Not everyone saw it that way, of course. The sheer numbers of cops caused one group of marchers to break out into a chant of "This is what a police state looks like!" Thinking of police states I have seen, I was unable to stop myself from saying "It really isn't," at which the policeman standing next to me smiled and shook his head.
OWS's inclination to the dramatic, not to say theatrical, expressed itself in some quirky ways. In front of Brown Brothers Harriman, a group of people dressed as houses ran back and forth beside a banner reading 'Banks steal homes', miming panic and shouting "The banks are coming! The banks are coming!" One man sported a white robe, a long white beard, and a sign reading "Diogenes says Bloomberg fuck off." The nature of Diogenes' beef with the mayor was never entirely clear to me, but political movements often attract some curious fellow travelers.
Not all of OWS is quirky. The legal observers were brisk and businesslike and suitably ubiquitous. The organizers did a good job of communicating plans and waypoints and marshaling the crowd into some semblance of collective order. Even the famous "People's Mic" proved to be an efficient means of communication, vastly clearer and more audible than the NYPD's bull-horned directives, which went mostly unheard and unobeyed. I think the cops might have done better to ask if they could use the People's Mic.

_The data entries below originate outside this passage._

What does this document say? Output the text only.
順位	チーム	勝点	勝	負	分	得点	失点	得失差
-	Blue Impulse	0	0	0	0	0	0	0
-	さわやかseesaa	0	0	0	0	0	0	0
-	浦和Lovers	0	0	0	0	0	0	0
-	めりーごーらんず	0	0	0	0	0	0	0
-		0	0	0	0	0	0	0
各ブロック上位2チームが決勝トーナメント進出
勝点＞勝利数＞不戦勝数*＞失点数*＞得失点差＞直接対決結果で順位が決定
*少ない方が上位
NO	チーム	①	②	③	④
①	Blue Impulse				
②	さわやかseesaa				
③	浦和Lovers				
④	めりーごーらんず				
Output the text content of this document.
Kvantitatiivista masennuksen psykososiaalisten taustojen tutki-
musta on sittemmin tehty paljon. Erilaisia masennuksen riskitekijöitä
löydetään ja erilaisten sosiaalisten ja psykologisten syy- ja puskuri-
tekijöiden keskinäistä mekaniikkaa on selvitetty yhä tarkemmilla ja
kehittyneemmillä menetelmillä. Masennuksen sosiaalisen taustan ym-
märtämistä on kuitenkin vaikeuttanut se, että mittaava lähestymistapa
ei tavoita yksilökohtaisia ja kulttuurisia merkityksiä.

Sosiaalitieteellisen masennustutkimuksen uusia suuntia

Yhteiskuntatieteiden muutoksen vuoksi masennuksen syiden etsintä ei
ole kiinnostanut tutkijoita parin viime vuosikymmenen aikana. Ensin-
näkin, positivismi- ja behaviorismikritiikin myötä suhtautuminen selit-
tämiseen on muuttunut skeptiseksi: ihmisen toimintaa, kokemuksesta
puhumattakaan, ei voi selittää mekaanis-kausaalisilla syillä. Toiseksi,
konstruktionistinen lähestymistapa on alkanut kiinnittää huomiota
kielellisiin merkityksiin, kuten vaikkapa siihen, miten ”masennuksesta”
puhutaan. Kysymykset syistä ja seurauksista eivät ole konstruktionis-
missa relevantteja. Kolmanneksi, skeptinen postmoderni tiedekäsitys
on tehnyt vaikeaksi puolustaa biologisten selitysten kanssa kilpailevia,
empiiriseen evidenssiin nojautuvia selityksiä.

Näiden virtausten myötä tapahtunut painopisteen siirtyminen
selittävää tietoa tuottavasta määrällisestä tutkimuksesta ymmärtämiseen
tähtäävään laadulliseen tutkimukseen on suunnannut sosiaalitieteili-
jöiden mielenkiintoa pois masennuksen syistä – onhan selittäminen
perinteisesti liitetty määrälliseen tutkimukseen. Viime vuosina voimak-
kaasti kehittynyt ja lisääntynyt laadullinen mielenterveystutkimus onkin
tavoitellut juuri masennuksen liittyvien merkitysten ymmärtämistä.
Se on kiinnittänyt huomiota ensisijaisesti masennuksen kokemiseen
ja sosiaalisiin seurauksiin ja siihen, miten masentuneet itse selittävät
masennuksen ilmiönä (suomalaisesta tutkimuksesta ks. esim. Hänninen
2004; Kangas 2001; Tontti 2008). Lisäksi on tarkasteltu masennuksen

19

I don't know what will happen with OWS in the long term. The winter, if not the NYPD, will discourage people from camping in parks, so the movement's tactics will probably have to evolve. It's too early to say if OWS represents the start of something radically different in American politics or just another ephemeral movement that will fizzle and die. What is clear to me, however, is that the simplified story of drum circles and rebellious youth being told by the media doesn't capture the reality. There's a reason why the Occupy movement has emerged now, and that reason has to do with factors and forces that affect a great many more people than just a handful of urban campers in Lower Manhattan.